Die Heuning Pot Literature Guide

Essay Lab Glossary

Advertisement

Transition

Definition:

Think of transitions as signposts scattered throughout your essay that help your readers navigate through the various ideas and twists and turns. If they see one that says “Enter at your own risk” and they go in anyway, you can’t be held responsible.

The idea is to craft a paper that flows so smoothly that your readers won’t notice at all when they jump from one paragraph or idea to the next. In fact, if you could get them to space out completely for the next ten to fifteen minutes, that would be awesome.

There are two major ways you can use transitions: transitioning through words and transitioning through ideas.

Transition words are words that link one idea to another, and indicate the relationship between the ideas.

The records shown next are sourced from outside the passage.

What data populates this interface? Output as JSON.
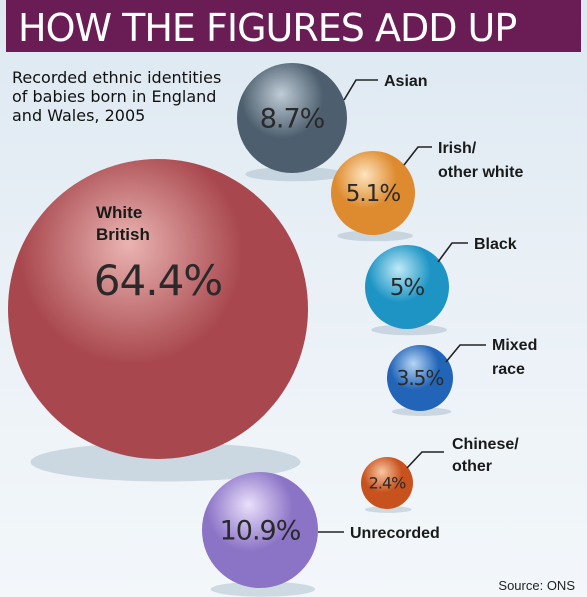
{
  "title": "HOW THE FIGURES ADD UP",
  "source": "Source: ONS",
  "chart_data": {
    "type": "bubble",
    "title": "HOW THE FIGURES ADD UP",
    "subtitle": "Recorded ethnic identities of babies born in England and Wales, 2005",
    "unit": "%",
    "slices": [
      {
        "label": "White British",
        "value": 64.4,
        "value_text": "64.4%",
        "color": "#a8474d",
        "color_light": "#eab4b2"
      },
      {
        "label": "Asian",
        "value": 8.7,
        "value_text": "8.7%",
        "color": "#4d5f6e",
        "color_light": "#bfccd7"
      },
      {
        "label": "Irish/ other white",
        "value": 5.1,
        "value_text": "5.1%",
        "color": "#de8a2e",
        "color_light": "#fde4bd"
      },
      {
        "label": "Black",
        "value": 5,
        "value_text": "5%",
        "color": "#1d94c4",
        "color_light": "#bfeaf7"
      },
      {
        "label": "Mixed race",
        "value": 3.5,
        "value_text": "3.5%",
        "color": "#2264b7",
        "color_light": "#b5d6f4"
      },
      {
        "label": "Chinese/ other",
        "value": 2.4,
        "value_text": "2.4%",
        "color": "#c8521d",
        "color_light": "#f8c7a3"
      },
      {
        "label": "Unrecorded",
        "value": 10.9,
        "value_text": "10.9%",
        "color": "#8b73c6",
        "color_light": "#eae0fb"
      }
    ]
  }
}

Like they might let the reader know that Word A and Word B are seeing each other, but taking it kind of slow.

 

Here are some examples:

  • Transitions that show contrast: but, however, in contrast, whereas
  • Transitions that show similarity: additionally, also, similarly
  • Transitions that show sequence: first, second, next, subsequently, previously

You can also transition through ideas. You can make a connection by echoing a key phrase from an earlier paragraph (HELLO…Hello…hello…), subtly reminding your readers that the two are linked together. As you may have been able to tell, subtle isn’t Shmoop’s forte. Still, we try.